Bayou Plaquemine Waterfront Park
Plaquemine, LA

Client:
Tony Gulotta, Mayor
City of Plaquemine
Plaquemine, LA 70764
(225) 687-3116
Awards:
• Louisiana Chapter, ASLA Merit Award, 2007

 

Bayou Plaquemine Waterfront Park celebrates family, the area’s history, and the region’s close relationship with its waterways. The park makes an aesthetic contribution to the City of Plaquemine, offers opportunities to learn about nature and history, preserves the natural environment, complements the historic identity of the city, and provides an area that residents can point to with pride. Visitors can fish, boat, enjoy scenic overlooks, bird watch, picnic at the pavilions, and visit the historic Lock House.

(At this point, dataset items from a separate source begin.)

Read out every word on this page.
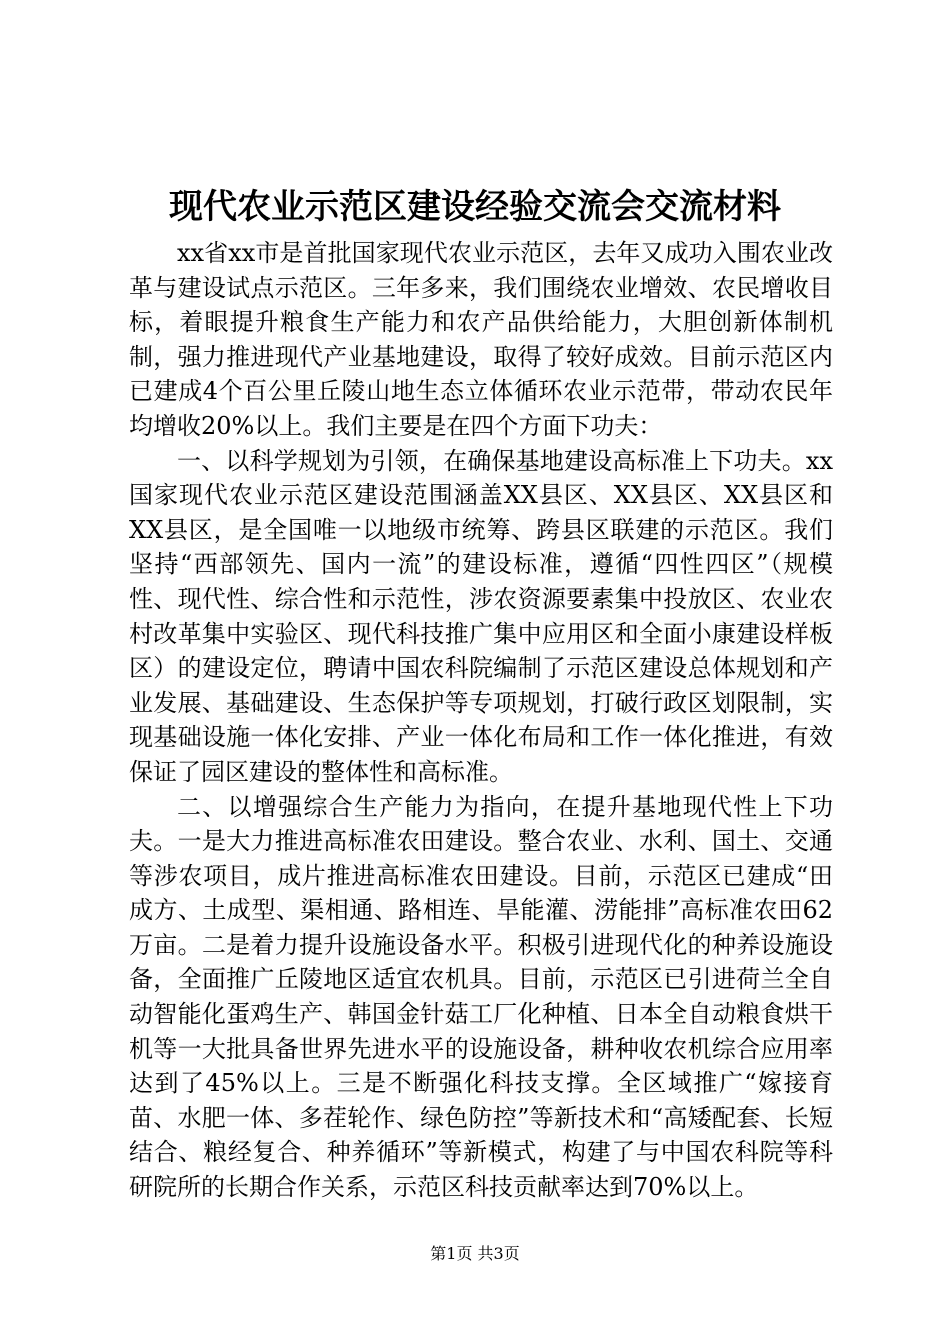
现代农业示范区建设经验交流会交流材料

xx省xx市是首批国家现代农业示范区，去年又成功入围农业改革与建设试点示范区。三年多来，我们围绕农业增效、农民增收目标，着眼提升粮食生产能力和农产品供给能力，大胆创新体制机制，强力推进现代产业基地建设，取得了较好成效。目前示范区内已建成4个百公里丘陵山地生态立体循环农业示范带，带动农民年均增收20%以上。我们主要是在四个方面下功夫：

一、以科学规划为引领，在确保基地建设高标准上下功夫。xx国家现代农业示范区建设范围涵盖XX县区、XX县区、XX县区和XX县区，是全国唯一以地级市统筹、跨县区联建的示范区。我们坚持“西部领先、国内一流”的建设标准，遵循“四性四区”（规模性、现代性、综合性和示范性，涉农资源要素集中投放区、农业农村改革集中实验区、现代科技推广集中应用区和全面小康建设样板区）的建设定位，聘请中国农科院编制了示范区建设总体规划和产业发展、基础建设、生态保护等专项规划，打破行政区划限制，实现基础设施一体化安排、产业一体化布局和工作一体化推进，有效保证了园区建设的整体性和高标准。

二、以增强综合生产能力为指向，在提升基地现代性上下功夫。一是大力推进高标准农田建设。整合农业、水利、国土、交通等涉农项目，成片推进高标准农田建设。目前，示范区已建成“田成方、土成型、渠相通、路相连、旱能灌、涝能排”高标准农田62万亩。二是着力提升设施设备水平。积极引进现代化的种养设施设备，全面推广丘陵地区适宜农机具。目前，示范区已引进荷兰全自动智能化蛋鸡生产、韩国金针菇工厂化种植、日本全自动粮食烘干机等一大批具备世界先进水平的设施设备，耕种收农机综合应用率达到了45%以上。三是不断强化科技支撑。全区域推广“嫁接育苗、水肥一体、多茬轮作、绿色防控”等新技术和“高矮配套、长短结合、粮经复合、种养循环”等新模式，构建了与中国农科院等科研院所的长期合作关系，示范区科技贡献率达到70%以上。

第1页 共3页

A place for family gatherings, downtown festivals, and recreational activities, the park is located on Bayou Plaquemine, within the Plaquemine Historic District, which is part of the National Registry of Historic Places. Scenic Louisiana Highway 1 (National River Road) and Louisiana Highway 77 (state byway) border the park. The park's entry gate provides a frame for the Romanesque-style St. John the Evangelist Church in the distance, while the recently-added landscape elements echo the distinctive Dutch architecture of the site’s 1909 River Lock House.

Bayou Plaquemine Waterfront Park's Master Plan called for a scenic recreation area to meet the specific and unique needs of the city, community, and state. At the local level, the park is part of the City of Plaquemine Main Street Program. At the community level, it is one component of the larger, regional Iberville Parish Community Master Plan. On an even broader scale, the park falls within the Atchafalaya Basin Program (ABP), a state planning initiative to maintain the area's resources, identity, history and culture. To fit within the ABP parameters, the park must preserve and enhance the area’s natural and historic character.

The park evolved in three phases with Moore Planning Group, LLC (MPG) overseeing the second and third phases. In 2001, the City of Plaquemine completed Phase I, the elevated wooden boardwalk and walkway. Phase II, completed in June 2006, featured the pavilion, overlook, decorative fencing, a bricked medallion and concrete walkway leading to the bayou’s edge, grading and drainage improvements, lighting, parking, and ADA-accessible sidewalks. The completion of Phases I and II stimulated the growth of tourism, increased interest in renovation of historic business and residential buildings, and encouraged economic growth in the area. Phase III, currently in progress, will include transforming a former machine shop site into a multipurpose pavilion, open plaza space, meeting rooms and additional parking.